Due to the defendants’ inability to pay the total, the multimillion dollar judgments will be suspended as soon as they turn over cash, money in corporate bank accounts, assets held by others, and proceeds from the sale of a house in Vegas. One defendant will be saying buh-bye to the BMW — and his wife is named as a relief defendant to the tune of $170,000 because she allegedly profited from the scam. Under each order, the full judgments will become due immediately if it turns out they have misrepresented their financial condition.
But what about companies planning legitimate promotions? What messages should they take from cases like this and other law enforcement actions dealing with sweepstakes, giveaways, and the like?
The song remains the same. Regardless of the nature of the promotion, standard truth-in-advertising principles apply. That’s why savvy marketers dial down the hype and stick to the facts when engaging in promotions.

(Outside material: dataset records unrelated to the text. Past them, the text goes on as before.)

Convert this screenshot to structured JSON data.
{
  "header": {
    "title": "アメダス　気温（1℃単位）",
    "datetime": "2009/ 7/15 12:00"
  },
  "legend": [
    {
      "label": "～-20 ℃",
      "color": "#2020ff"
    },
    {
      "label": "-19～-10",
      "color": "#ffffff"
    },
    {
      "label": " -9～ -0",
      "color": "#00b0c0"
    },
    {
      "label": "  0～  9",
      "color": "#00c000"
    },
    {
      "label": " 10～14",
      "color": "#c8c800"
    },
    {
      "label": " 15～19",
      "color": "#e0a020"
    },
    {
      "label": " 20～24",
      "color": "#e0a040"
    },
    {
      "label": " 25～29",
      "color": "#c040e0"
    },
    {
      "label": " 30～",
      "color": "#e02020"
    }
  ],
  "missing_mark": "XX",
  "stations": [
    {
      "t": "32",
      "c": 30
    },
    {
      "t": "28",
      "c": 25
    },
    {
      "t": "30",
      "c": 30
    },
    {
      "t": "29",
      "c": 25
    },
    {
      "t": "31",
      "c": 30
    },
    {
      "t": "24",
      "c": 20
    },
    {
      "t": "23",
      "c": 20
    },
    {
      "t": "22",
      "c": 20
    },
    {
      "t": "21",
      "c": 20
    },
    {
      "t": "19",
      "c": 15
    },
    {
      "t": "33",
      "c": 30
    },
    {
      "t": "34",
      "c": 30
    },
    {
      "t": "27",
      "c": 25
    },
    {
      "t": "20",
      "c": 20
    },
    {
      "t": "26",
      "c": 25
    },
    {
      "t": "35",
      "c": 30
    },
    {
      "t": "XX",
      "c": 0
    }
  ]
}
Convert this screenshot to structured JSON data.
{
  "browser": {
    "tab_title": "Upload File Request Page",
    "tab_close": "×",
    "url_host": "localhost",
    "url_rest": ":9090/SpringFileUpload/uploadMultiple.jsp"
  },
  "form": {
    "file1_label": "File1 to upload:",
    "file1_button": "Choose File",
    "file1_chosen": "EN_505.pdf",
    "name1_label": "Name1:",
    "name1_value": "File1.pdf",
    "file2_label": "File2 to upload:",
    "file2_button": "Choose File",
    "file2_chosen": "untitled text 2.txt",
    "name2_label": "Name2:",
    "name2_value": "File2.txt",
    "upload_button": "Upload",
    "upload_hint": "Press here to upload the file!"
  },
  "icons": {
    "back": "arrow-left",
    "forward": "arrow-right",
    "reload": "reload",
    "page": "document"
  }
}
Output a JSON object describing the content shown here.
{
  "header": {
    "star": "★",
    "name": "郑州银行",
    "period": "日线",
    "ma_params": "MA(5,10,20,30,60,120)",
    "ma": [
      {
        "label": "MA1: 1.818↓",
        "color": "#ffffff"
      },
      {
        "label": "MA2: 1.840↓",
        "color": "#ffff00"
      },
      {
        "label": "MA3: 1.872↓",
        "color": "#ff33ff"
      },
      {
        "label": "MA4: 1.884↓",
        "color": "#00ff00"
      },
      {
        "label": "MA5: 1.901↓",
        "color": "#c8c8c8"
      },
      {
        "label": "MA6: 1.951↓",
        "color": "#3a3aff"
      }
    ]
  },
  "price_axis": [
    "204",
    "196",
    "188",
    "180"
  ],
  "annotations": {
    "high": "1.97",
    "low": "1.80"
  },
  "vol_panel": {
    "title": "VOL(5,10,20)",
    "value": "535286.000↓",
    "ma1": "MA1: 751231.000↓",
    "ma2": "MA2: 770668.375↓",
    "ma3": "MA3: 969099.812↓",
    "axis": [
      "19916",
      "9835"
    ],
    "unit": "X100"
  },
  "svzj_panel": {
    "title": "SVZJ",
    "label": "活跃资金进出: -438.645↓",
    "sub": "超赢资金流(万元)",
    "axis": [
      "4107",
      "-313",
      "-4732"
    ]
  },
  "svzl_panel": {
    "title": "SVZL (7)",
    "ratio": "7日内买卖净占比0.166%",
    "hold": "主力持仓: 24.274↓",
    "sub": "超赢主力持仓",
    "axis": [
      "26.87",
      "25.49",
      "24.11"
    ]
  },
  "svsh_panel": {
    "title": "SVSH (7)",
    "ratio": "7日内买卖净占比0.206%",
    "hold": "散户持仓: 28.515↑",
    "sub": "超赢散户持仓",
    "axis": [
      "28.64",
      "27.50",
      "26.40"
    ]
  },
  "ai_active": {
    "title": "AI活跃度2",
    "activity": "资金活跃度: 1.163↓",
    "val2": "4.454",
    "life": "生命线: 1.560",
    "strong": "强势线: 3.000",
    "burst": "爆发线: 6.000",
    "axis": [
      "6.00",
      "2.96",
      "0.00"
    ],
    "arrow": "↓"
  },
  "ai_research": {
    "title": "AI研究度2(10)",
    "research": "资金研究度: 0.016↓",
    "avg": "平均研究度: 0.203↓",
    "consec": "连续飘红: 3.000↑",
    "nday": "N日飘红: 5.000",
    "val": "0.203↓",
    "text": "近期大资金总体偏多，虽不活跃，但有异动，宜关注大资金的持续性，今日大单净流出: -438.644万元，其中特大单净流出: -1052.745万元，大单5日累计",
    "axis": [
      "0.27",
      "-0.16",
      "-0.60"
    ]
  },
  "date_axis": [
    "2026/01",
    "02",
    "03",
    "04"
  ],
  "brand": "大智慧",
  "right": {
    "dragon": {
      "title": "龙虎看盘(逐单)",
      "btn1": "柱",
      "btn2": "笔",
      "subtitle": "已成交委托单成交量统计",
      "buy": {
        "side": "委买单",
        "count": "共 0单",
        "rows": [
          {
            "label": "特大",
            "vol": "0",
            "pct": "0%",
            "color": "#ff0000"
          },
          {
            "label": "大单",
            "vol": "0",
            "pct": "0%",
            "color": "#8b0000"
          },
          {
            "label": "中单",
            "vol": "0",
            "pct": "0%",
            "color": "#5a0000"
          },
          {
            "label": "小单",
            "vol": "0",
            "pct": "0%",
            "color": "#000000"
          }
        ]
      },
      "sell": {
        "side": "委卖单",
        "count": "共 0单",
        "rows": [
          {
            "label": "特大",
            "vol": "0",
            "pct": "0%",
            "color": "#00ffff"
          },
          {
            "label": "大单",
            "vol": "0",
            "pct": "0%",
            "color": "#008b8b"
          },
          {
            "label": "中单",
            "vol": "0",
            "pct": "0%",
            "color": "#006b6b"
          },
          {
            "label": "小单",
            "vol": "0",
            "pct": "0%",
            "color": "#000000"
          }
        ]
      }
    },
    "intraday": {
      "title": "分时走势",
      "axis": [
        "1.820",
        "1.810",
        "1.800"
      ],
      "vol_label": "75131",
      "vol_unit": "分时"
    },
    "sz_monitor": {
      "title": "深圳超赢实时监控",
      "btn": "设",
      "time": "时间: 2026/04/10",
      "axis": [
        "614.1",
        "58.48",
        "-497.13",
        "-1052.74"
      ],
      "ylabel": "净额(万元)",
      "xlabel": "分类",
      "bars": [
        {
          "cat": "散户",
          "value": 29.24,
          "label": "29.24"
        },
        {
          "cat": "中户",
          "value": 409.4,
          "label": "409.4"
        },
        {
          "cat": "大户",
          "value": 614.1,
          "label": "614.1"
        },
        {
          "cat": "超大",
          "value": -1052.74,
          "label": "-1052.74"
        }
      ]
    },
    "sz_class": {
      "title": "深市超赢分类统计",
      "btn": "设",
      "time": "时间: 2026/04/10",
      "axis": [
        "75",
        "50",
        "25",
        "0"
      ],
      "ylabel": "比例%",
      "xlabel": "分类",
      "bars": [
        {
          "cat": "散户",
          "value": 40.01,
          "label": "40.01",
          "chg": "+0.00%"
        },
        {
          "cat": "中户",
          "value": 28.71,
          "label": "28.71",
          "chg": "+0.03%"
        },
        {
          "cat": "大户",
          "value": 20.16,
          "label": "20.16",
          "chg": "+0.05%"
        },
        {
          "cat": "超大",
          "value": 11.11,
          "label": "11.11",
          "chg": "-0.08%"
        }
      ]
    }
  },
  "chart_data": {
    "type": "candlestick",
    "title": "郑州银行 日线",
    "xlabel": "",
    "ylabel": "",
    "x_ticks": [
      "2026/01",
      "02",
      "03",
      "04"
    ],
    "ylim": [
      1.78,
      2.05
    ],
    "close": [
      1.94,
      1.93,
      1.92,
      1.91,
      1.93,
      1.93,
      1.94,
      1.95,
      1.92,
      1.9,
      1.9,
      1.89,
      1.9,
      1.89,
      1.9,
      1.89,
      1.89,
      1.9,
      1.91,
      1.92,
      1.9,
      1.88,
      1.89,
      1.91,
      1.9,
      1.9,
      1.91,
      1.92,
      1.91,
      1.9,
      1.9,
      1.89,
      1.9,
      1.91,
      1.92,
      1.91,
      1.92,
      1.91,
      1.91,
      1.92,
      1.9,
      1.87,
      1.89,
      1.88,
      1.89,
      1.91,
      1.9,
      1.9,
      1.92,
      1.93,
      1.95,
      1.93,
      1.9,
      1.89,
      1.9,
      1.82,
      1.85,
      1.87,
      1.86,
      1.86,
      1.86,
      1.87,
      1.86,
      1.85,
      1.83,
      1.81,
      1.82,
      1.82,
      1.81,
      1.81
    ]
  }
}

You had me at hello. It may be tempting to get cute on an envelope or with the SUBJECT: line of an email so people will open it. But it’s a mistake to resort to deception, like implying that people have won something when they haven’t or fudging about the identity of the sender. Years ago, the FTC took action against door-to-door sales people who claimed to be conducting educational surveys, but really were peddling encyclopedias. Communications have moved from the front porch to direct mail, email, etc., but the ground rules remains the same. The FTC’s Deception Policy Statement — the touchstone for how the agency approaches ad claims — puts it this way: “When the first contact between a seller and a buyer occurs through a deceptive practice, the law may be violated even if the truth is subsequently made known to the purchaser.” Other statutes may impose additional requirements and disclosures. So using misleading practices to rope people in can tie your company in legal knots with the FTC and other law enforcers.
Seal the deal? Mimicking the look or feel of government communications is a big mistake for businesses. The same goes for the use of seals, pictures, or company names that may convey a misleading government affiliation. The FTC Act and other laws (like the Deceptive Mail Prevention and Enforcement Act) make that illegal.
State of the art. States have specific rules regulating contests, sweepstakes, prize offerings, and other forms of promotion. Make sure to tick those compliance boxes before kicking off your campaign.